Apr 12 14:00:01 sync CRON[3110]: (svc) CMD (/usr/local/bin/sync.sh)
Apr 12 14:15:01 sync CRON[3998]: (svc) CMD (/usr/local/bin/sync.sh)
Apr 12 14:16:42 sync sync.sh[3110]: wrote 41203 records # the 14:00 run, finishing late
The 14:00 run finished at 14:16, after the 14:15 run had already started. For a minute and a bit there were two of them in the same directory. That overlap was the whole bug.
There are two failures stacked on top of each other here, and they're worth separating because they need different fixes.
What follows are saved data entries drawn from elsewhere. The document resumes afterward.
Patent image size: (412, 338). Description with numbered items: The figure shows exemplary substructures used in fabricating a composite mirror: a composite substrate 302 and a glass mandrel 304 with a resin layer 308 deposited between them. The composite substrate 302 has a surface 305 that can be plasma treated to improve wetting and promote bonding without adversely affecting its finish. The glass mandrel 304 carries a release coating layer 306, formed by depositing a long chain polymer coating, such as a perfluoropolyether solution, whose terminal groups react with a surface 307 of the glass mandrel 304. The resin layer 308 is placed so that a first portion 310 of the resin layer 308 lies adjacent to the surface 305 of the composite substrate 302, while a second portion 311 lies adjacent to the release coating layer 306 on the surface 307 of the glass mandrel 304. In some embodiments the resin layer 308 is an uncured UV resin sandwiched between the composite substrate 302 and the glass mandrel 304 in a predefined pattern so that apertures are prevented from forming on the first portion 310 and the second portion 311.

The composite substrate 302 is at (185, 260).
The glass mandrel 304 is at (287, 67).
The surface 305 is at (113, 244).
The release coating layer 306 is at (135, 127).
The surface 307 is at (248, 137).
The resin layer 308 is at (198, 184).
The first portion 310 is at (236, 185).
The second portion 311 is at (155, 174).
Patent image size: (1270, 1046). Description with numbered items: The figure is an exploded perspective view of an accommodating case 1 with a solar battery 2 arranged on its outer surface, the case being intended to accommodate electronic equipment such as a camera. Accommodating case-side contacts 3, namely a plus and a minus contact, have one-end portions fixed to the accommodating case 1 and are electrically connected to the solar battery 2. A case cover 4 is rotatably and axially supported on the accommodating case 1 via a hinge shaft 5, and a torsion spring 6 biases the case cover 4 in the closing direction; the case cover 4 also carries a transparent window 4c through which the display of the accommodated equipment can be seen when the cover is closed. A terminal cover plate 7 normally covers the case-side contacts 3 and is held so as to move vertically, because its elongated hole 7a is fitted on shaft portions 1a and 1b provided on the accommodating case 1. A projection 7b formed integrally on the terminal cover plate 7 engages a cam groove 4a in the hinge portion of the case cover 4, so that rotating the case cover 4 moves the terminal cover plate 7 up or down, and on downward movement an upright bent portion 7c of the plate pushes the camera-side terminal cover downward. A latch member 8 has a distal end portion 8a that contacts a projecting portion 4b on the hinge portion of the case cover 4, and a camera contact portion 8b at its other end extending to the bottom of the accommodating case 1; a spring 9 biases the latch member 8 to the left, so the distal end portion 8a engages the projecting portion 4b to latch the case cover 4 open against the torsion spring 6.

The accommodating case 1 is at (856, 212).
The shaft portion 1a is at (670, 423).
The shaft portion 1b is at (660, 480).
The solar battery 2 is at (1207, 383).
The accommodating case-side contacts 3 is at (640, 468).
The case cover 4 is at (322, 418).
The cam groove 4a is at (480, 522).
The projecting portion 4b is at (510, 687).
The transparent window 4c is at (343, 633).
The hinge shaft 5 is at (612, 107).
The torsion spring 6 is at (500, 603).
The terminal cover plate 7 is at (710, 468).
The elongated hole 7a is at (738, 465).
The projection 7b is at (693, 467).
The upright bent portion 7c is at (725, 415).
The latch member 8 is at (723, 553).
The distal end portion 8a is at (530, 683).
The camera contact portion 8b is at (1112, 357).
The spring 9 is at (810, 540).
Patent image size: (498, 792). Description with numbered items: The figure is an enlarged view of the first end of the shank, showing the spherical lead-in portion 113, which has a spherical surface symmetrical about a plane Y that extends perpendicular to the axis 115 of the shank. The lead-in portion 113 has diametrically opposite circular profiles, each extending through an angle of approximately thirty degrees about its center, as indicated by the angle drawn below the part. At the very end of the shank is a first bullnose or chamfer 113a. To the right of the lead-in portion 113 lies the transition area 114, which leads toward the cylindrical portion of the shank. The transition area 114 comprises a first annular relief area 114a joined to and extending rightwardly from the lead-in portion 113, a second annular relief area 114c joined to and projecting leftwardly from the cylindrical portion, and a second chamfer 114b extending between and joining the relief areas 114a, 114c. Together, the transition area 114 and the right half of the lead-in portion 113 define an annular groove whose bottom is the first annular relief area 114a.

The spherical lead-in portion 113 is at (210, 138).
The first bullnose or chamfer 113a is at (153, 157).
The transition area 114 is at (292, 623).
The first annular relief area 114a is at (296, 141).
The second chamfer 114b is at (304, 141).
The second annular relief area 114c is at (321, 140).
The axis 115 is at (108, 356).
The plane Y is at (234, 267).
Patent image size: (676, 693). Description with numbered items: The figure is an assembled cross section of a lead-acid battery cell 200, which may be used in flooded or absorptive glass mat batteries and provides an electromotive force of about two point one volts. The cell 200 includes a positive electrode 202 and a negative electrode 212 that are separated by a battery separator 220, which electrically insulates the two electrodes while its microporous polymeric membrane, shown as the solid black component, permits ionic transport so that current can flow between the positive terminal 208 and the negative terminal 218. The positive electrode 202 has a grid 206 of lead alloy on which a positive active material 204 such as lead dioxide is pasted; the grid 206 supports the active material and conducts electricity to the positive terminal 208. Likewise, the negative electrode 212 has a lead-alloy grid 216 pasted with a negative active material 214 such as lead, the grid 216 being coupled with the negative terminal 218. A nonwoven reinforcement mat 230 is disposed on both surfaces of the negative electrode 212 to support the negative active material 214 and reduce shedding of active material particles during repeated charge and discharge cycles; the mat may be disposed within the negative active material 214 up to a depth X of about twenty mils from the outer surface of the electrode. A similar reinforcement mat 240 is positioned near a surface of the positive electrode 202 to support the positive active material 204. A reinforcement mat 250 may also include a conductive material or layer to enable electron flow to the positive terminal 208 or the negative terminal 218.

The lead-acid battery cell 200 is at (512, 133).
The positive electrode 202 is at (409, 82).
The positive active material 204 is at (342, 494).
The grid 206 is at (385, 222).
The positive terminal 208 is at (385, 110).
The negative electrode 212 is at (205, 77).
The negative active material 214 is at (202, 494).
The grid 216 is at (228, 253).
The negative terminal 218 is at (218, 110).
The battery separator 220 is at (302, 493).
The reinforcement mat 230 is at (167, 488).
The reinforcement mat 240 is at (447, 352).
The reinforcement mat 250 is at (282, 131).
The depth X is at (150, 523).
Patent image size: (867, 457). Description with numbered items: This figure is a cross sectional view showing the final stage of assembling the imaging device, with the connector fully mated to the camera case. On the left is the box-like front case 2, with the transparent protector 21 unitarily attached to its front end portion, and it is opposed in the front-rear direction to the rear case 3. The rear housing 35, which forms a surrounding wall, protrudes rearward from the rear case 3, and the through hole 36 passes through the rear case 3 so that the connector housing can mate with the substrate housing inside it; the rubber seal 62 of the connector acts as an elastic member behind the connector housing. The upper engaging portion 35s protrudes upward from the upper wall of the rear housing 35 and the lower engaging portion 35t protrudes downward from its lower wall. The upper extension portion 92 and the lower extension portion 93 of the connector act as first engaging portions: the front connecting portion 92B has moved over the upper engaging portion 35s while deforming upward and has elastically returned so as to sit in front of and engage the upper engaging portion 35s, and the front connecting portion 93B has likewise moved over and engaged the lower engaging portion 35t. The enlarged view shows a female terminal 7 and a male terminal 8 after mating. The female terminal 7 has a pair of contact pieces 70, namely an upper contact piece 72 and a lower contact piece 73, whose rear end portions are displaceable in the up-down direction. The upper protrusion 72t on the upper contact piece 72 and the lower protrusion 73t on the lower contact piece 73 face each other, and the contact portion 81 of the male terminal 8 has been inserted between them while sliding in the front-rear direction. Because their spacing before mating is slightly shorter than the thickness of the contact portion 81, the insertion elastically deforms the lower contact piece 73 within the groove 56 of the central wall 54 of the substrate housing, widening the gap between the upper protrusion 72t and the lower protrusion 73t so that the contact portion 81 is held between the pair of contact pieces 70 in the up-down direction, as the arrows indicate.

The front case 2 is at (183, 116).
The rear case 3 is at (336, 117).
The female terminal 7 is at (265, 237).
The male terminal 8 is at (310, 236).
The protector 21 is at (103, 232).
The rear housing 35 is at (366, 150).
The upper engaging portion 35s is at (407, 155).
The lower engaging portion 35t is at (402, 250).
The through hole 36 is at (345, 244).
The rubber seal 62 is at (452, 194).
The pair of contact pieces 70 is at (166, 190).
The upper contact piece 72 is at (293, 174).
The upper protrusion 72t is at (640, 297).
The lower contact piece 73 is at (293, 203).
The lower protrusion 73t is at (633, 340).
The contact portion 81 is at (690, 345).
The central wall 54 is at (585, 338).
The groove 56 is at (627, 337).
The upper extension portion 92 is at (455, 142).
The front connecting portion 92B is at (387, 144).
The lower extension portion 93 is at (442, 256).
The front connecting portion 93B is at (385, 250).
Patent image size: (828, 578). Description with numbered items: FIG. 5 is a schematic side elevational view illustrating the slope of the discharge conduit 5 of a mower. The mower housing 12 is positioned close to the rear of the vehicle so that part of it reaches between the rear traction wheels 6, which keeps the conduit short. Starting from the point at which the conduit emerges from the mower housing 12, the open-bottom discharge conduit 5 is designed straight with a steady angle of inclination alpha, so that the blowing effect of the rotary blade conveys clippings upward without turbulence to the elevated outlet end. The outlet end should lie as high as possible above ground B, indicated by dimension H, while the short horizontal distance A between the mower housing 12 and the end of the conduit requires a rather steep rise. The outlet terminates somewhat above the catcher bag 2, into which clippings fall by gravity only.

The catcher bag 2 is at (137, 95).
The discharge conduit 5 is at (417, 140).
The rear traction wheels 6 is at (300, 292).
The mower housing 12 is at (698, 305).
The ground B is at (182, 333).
The first failure is that the job could overlap at all. A scheduled job that uses a shared working directory has no business running two copies, and "the interval is longer than the runtime" is not protection, it's an assumption that rots the moment the data grows. The fix is the same lock I reach for every time:
exec flock -n /var/lock/sync.lock /usr/local/bin/sync-impl.sh
-n for non-blocking, so if the previous run is still going the new one exits immediately and cleanly rather than queueing up to make things worse. A skipped run every now and then is fine; the next one fifteen minutes later catches up. Two runs in the same directory is not fine. flock makes the bad case impossible instead of merely unlikely.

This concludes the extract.